Wszyscy są zgodni co do tego, że zestrzelenie rosyjskiego samolotu w Turcji nie spowoduje ocieplenia stosunków Rosji z zachodem. Ale w jaki dokładnie sposób wiąże się to z konfliktem w Syrii? Tu wielu ekspertów zauważa, że możemy spodziewać się niekończącej się wojny w tym regionie. 
 
"Rosyjskie samoloty regularnie naruszały przestrzeń powietrzną Turcji mimo ostrzeżeń Ankary. Władimir Putin specjalnie wydał taki rozkaz, by ta maszyna została strącona" – mówił o zestrzeleniu Su-24 dr Jerzy Targalski na antenie TV Republika w programie publicystycznym poświęconym tematowi zestrzelenia jednostki i wojny w Syrii.

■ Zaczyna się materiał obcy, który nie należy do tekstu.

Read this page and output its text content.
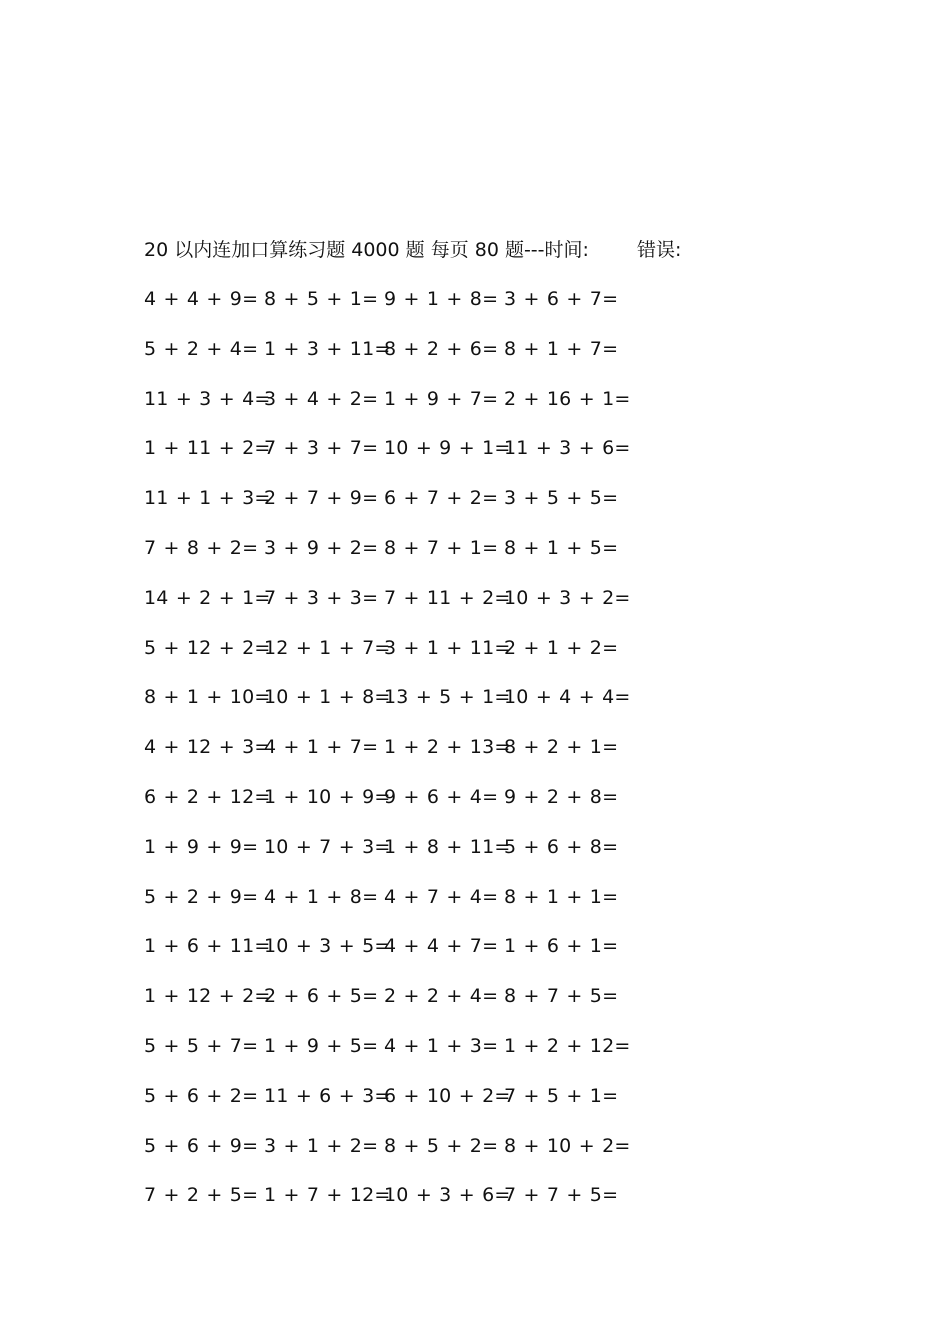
20 以内连加口算练习题 4000 题 每页 80 题---时间:	错误:
4 + 4 + 9= 8 + 5 + 1= 9 + 1 + 8= 3 + 6 + 7=
5 + 2 + 4= 1 + 3 + 11=
8 + 2 + 6= 8 + 1 + 7=
11 + 3 + 4=
3 + 4 + 2= 1 + 9 + 7= 2 + 16 + 1=
1 + 11 + 2=
7 + 3 + 7= 10 + 9 + 1=
11 + 3 + 6=
11 + 1 + 3=
2 + 7 + 9= 6 + 7 + 2= 3 + 5 + 5=
7 + 8 + 2= 3 + 9 + 2= 8 + 7 + 1= 8 + 1 + 5=
14 + 2 + 1=
7 + 3 + 3= 7 + 11 + 2=
10 + 3 + 2=
5 + 12 + 2=
12 + 1 + 7=
3 + 1 + 11=
2 + 1 + 2=
8 + 1 + 10=
10 + 1 + 8=
13 + 5 + 1=
10 + 4 + 4=
4 + 12 + 3=
4 + 1 + 7= 1 + 2 + 13=
8 + 2 + 1=
6 + 2 + 12=
1 + 10 + 9=
9 + 6 + 4= 9 + 2 + 8=
1 + 9 + 9= 10 + 7 + 3=
1 + 8 + 11=
5 + 6 + 8=
5 + 2 + 9= 4 + 1 + 8= 4 + 7 + 4= 8 + 1 + 1=
1 + 6 + 11=
10 + 3 + 5=
4 + 4 + 7= 1 + 6 + 1=
1 + 12 + 2=
2 + 6 + 5= 2 + 2 + 4= 8 + 7 + 5=
5 + 5 + 7= 1 + 9 + 5= 4 + 1 + 3= 1 + 2 + 12=
5 + 6 + 2= 11 + 6 + 3=
6 + 10 + 2=
7 + 5 + 1=
5 + 6 + 9= 3 + 1 + 2= 8 + 5 + 2= 8 + 10 + 2=
7 + 2 + 5= 1 + 7 + 12=
10 + 3 + 6=
7 + 7 + 5=
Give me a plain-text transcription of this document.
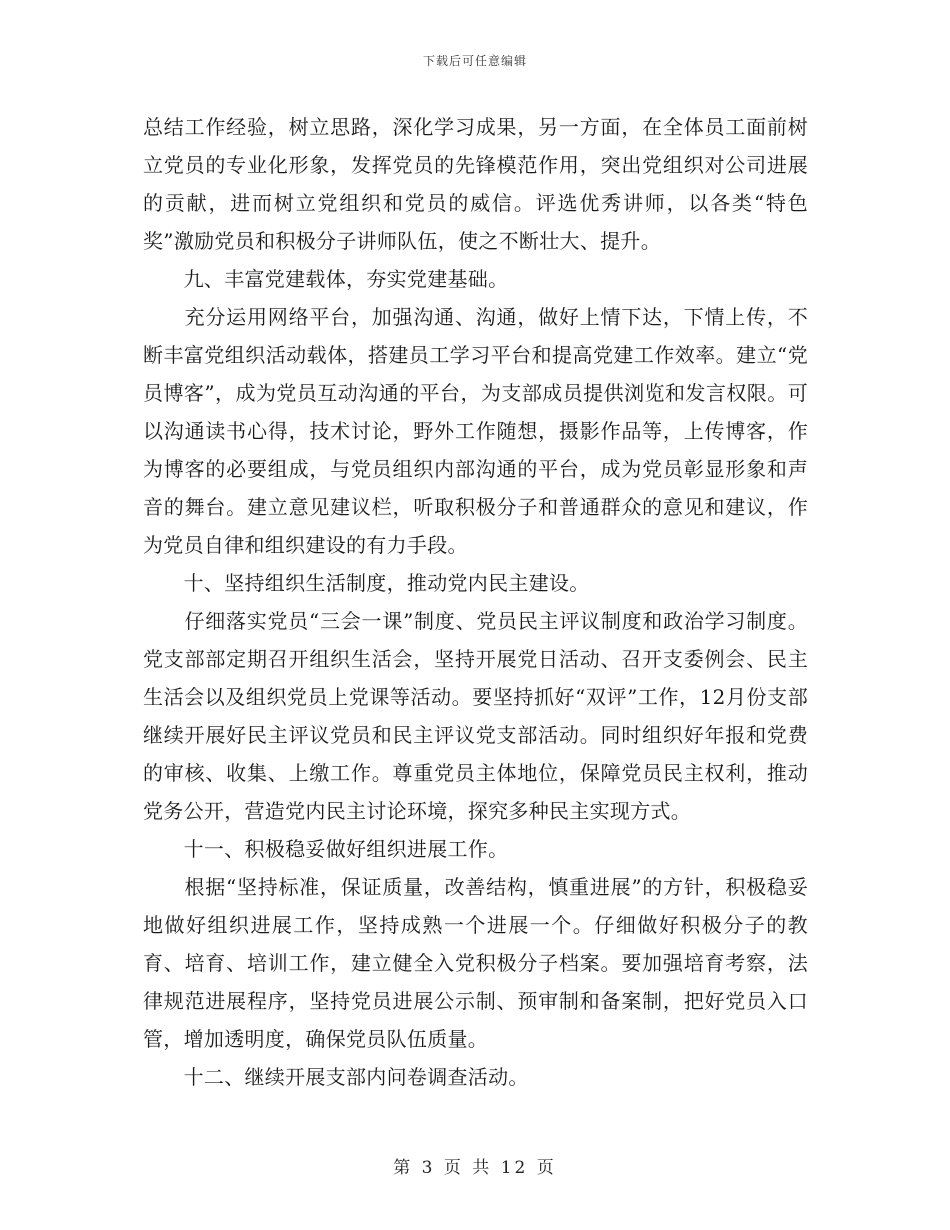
下载后可任意编辑

总结工作经验，树立思路，深化学习成果，另一方面，在全体员工面前树立党员的专业化形象，发挥党员的先锋模范作用，突出党组织对公司进展的贡献，进而树立党组织和党员的威信。评选优秀讲师，以各类“特色奖”激励党员和积极分子讲师队伍，使之不断壮大、提升。

　　九、丰富党建载体，夯实党建基础。

　　充分运用网络平台，加强沟通、沟通，做好上情下达，下情上传，不断丰富党组织活动载体，搭建员工学习平台和提高党建工作效率。建立“党员博客”，成为党员互动沟通的平台，为支部成员提供浏览和发言权限。可以沟通读书心得，技术讨论，野外工作随想，摄影作品等，上传博客，作为博客的必要组成，与党员组织内部沟通的平台，成为党员彰显形象和声音的舞台。建立意见建议栏，听取积极分子和普通群众的意见和建议，作为党员自律和组织建设的有力手段。

　　十、坚持组织生活制度，推动党内民主建设。

　　仔细落实党员“三会一课”制度、党员民主评议制度和政治学习制度。党支部部定期召开组织生活会，坚持开展党日活动、召开支委例会、民主生活会以及组织党员上党课等活动。要坚持抓好“双评”工作，12月份支部继续开展好民主评议党员和民主评议党支部活动。同时组织好年报和党费的审核、收集、上缴工作。尊重党员主体地位，保障党员民主权利，推动党务公开，营造党内民主讨论环境，探究多种民主实现方式。

　　十一、积极稳妥做好组织进展工作。

　　根据“坚持标准，保证质量，改善结构，慎重进展”的方针，积极稳妥地做好组织进展工作，坚持成熟一个进展一个。仔细做好积极分子的教育、培育、培训工作，建立健全入党积极分子档案。要加强培育考察，法律规范进展程序，坚持党员进展公示制、预审制和备案制，把好党员入口管，增加透明度，确保党员队伍质量。

　　十二、继续开展支部内问卷调查活动。

第 3 页 共 12 页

Wcześniej turecka armia oznajmiła, że zestrzeliła rosyjski samolot wojskowy, który naruszył przestrzeń powietrzną Turcji w pobliżu syryjskiej granicy. Rosyjskie MON potwierdziło zestrzelenie samolotu Su-24.

"Władimir Putin składa Zachodowi ofertę. Turcja jest osobnym poważnym graczem o dużej sile militarnej i nie może sobie pozwolić na bezkarne naruszanie swojej granicy. Pozostaje pytanie, czy zestrzelenie rosyjskiej maszyny było uzgodnione ze stroną amerykańską, ale myślę, że tak" – ocenił z kolei prof. Przemysław Żurawski vel Grajewski.

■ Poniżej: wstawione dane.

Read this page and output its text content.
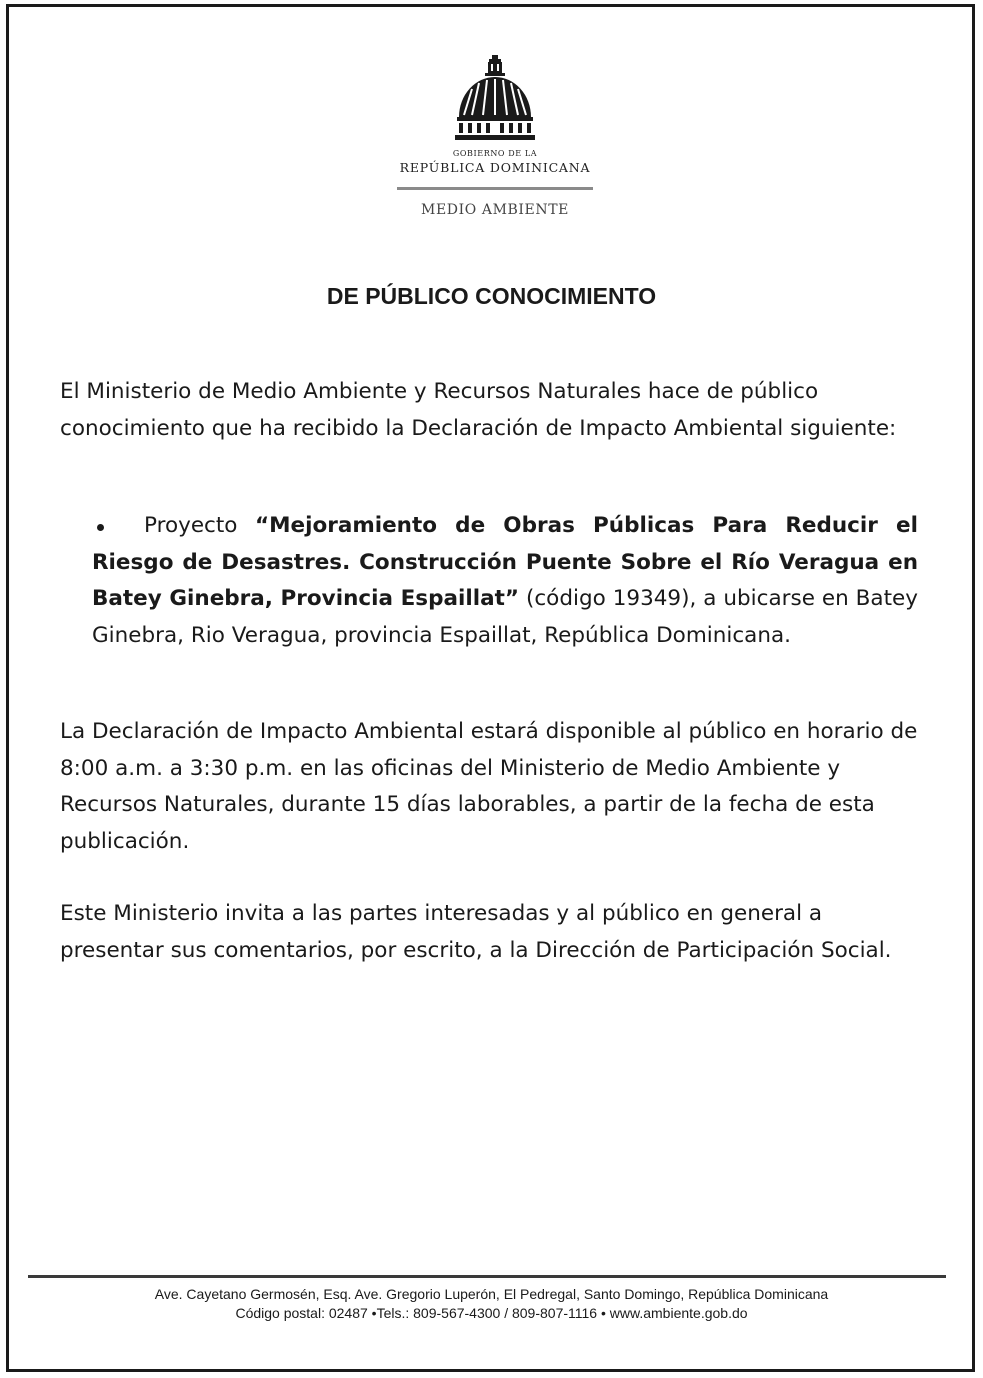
GOBIERNO DE LA
REPÚBLICA DOMINICANA
MEDIO AMBIENTE
DE PÚBLICO CONOCIMIENTO

El Ministerio de Medio Ambiente y Recursos Naturales hace de público conocimiento que ha recibido la Declaración de Impacto Ambiental siguiente:

Proyecto “Mejoramiento de Obras Públicas Para Reducir el Riesgo de Desastres. Construcción Puente Sobre el Río Veragua en Batey Ginebra, Provincia Espaillat” (código 19349), a ubicarse en Batey Ginebra, Rio Veragua, provincia Espaillat, República Dominicana.

La Declaración de Impacto Ambiental estará disponible al público en horario de 8:00 a.m. a 3:30 p.m. en las oficinas del Ministerio de Medio Ambiente y Recursos Naturales, durante 15 días laborables, a partir de la fecha de esta publicación.

Este Ministerio invita a las partes interesadas y al público en general a presentar sus comentarios, por escrito, a la Dirección de Participación Social.

Ave. Cayetano Germosén, Esq. Ave. Gregorio Luperón, El Pedregal, Santo Domingo, República Dominicana
Código postal: 02487 •Tels.: 809-567-4300 / 809-807-1116 • www.ambiente.gob.do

Politolog mówił, że Rosja ma dobre stosunki z Baszarem el-Asadem i jest zainteresowany niekończącą się wojną w Syrii.

"Główne pytanie brzmi, czy Zachód podejmie grę, udając, że wierzy w dobre intencje Rosji. Nie sądzę również, żeby przy obecnym rządzie tureckim była możliwość prostego dyscyplinowania Turcji" – powiedział, dodając, że Ankara będzie odgrywała rolę samodzielnego gracza. 

Wg Targalskiego Turcja już narzuciła USA swój interes:

"Erdogan nie może ustąpić, ponieważ teraz legitymizuje swoją władzę. Eskalacja konfliktu jest w interesie Rosji. Mamy typowy handel z barbarzyńcą, dlatego na stole nie pojawiają się pliki monet, ale strącane są samoloty" – stwierdził.

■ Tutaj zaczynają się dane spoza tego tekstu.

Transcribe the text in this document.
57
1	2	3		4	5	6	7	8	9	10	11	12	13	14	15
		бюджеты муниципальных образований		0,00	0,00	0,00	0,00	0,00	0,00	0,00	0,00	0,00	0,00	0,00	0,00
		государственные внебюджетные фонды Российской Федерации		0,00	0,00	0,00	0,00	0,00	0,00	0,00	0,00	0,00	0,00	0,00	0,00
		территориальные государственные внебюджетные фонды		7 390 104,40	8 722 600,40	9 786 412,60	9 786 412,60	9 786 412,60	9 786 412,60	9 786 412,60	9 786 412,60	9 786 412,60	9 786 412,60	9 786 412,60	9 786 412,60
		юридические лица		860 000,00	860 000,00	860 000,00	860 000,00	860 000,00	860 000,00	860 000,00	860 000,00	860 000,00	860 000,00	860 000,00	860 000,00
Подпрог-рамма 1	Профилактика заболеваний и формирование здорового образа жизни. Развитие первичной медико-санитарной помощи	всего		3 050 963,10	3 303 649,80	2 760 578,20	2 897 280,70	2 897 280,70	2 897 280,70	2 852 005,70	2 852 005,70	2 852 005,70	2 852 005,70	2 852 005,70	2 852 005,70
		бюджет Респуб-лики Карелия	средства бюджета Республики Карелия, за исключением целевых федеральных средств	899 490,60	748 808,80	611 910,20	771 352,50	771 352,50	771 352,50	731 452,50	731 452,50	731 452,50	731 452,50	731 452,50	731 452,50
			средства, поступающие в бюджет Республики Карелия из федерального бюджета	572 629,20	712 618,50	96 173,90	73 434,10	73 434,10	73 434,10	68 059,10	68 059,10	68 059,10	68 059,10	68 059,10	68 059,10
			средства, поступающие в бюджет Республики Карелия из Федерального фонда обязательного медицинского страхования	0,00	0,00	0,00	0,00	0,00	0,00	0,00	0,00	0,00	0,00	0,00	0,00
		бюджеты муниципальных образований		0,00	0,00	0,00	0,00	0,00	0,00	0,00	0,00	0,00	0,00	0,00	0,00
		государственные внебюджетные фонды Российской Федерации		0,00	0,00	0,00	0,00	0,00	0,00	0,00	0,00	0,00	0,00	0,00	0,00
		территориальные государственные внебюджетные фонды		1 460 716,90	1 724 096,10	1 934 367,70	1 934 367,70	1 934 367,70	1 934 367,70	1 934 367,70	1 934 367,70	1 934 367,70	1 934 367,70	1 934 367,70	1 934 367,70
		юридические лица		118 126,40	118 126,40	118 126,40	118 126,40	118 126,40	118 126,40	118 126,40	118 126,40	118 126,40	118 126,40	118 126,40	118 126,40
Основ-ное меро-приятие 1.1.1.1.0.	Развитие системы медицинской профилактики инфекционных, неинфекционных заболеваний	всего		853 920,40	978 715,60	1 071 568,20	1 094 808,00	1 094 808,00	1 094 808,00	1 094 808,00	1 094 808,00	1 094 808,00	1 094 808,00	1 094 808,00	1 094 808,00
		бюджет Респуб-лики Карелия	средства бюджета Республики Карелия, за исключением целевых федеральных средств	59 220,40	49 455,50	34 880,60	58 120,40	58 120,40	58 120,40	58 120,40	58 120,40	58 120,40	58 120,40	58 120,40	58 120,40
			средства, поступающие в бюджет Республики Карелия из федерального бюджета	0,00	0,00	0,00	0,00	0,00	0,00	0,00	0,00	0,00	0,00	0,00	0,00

Zdaniem Targalskiego oferta Putina jest nie do zaakceptowania dla Zachodu. Zamknięcie konfliktu w Syrii z zachowaniem Asada jest nierealne.

"Turcy chcą przede wszystkim zniszczyć samodzielność Kurdów na terenie Syrii i Iraku. Ankara walczy nie z Państwem Islamskim, a przede wszystkim właśnie z Kurdami" – tłumaczył.